Show HN: I Implemented Shadow Volumes in WebGL - erkaman
https://mikolalysenko.github.io/regl/www/gallery/shadow-volume.js.html
======
erkaman
Hi guys. This is a reference implementation of shadow volumes that I
implemented with the help of Mikola Lysenko. This demo was implemented to
demonstrate the stencil buffer manipulation features of our WebGL Framework
regl:
[https://github.com/mikolalysenko/regl](https://github.com/mikolalysenko/regl)

I provide a video here:
[https://www.youtube.com/watch?v=oO0LJWy5COg](https://www.youtube.com/watch?v=oO0LJWy5COg)
in case the demo won't run.

Since these shadows are shadow volumes, there are no jaggies whatsoever. Even
if you zoom them in, they remain crisp and clear. That is one advantage of
shadow volumes compared with shadow maps, but it is also the only real
advantage of the method I can come up; I personally think shadow volumes is a
pretty terrible technique. Drawing the shadow silhouette eats fill-rate,
constructing the silhouette can be very CPU-intensive, and the technique in
general is quite tricky to implement, compared with shadow mapping.
Personally, I can't find a single reason that a sane person would use this
technique nowadays. But some may disagree with me, I suppose...

I mainly implemented this demo to provide a reference implementation of shadow
volumes. In particular, this is an implementation of Carmack's
Reverse([https://en.wikipedia.org/wiki/Shadow_volume#Depth_fail](https://en.wikipedia.org/wiki/Shadow_volume#Depth_fail)),
or depth fail, as some people like to call it.
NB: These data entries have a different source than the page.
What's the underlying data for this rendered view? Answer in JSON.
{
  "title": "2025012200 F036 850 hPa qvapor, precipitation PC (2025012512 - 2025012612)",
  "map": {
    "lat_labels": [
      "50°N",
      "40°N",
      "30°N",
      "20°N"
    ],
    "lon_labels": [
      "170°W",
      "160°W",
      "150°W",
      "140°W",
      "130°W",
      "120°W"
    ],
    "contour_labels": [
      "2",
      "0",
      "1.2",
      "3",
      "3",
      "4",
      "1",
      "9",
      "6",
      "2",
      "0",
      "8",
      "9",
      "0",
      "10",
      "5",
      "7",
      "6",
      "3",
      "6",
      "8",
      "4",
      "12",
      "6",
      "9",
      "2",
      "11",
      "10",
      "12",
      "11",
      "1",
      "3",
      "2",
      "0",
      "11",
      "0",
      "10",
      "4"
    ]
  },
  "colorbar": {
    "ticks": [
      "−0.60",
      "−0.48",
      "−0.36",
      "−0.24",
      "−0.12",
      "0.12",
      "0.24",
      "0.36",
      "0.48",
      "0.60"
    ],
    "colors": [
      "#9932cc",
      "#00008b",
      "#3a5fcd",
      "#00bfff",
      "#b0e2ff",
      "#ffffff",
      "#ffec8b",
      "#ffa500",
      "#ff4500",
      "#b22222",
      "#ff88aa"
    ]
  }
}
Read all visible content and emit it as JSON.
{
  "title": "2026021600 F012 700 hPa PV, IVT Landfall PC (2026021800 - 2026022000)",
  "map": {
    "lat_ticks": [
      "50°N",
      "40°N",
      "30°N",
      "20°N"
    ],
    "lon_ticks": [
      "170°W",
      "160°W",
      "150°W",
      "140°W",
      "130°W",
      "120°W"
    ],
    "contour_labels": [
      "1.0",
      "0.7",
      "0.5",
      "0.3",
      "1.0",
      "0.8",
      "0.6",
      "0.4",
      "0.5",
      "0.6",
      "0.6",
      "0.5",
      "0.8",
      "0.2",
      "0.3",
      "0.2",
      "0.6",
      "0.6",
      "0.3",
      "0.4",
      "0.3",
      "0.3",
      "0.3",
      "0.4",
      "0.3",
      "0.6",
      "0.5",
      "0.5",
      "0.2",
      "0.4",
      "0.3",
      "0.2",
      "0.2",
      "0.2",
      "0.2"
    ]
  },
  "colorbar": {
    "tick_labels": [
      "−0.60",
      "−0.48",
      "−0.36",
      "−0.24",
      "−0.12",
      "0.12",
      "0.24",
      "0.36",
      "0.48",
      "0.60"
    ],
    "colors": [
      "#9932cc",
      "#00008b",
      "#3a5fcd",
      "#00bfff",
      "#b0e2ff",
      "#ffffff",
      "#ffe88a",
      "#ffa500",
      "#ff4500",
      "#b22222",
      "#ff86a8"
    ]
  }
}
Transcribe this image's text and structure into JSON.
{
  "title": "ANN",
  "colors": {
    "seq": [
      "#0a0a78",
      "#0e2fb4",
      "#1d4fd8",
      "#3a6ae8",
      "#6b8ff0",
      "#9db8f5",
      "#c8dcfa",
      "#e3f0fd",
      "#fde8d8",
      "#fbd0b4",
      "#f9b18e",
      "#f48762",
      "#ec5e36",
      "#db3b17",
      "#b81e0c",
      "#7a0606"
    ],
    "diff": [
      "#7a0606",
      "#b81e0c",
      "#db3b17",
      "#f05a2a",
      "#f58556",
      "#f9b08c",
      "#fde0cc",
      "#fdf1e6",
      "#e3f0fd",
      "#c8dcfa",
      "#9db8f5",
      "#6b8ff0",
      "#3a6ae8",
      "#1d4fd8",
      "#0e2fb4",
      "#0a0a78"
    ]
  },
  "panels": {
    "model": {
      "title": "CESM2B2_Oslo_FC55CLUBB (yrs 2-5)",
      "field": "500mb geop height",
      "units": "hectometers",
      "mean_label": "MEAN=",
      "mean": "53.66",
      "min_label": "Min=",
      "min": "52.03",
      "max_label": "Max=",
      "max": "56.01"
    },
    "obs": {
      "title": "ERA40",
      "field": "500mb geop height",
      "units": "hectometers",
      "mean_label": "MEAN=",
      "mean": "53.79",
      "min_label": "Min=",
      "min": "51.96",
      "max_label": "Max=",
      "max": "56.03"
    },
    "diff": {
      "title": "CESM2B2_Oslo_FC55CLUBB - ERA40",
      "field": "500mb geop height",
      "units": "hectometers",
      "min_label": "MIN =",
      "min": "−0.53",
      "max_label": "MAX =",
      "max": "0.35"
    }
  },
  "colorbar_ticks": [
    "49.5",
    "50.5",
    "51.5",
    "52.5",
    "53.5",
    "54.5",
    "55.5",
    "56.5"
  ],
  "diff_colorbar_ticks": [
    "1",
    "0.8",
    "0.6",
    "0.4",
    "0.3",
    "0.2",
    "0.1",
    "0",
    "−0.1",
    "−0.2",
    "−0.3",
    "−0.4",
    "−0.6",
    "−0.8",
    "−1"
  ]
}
My implementation follows the
description on Wikipedia pretty closely. I provide the source code here:
[https://github.com/mikolalysenko/regl/blob/gh-
pages/example/...](https://github.com/mikolalysenko/regl/blob/gh-
pages/example/shadow-volume.js)

I want others to be able to learn from this code how shadow volumes can be
implemented, so I have littered the code with comments. I hope that at least
someone will find it interesting.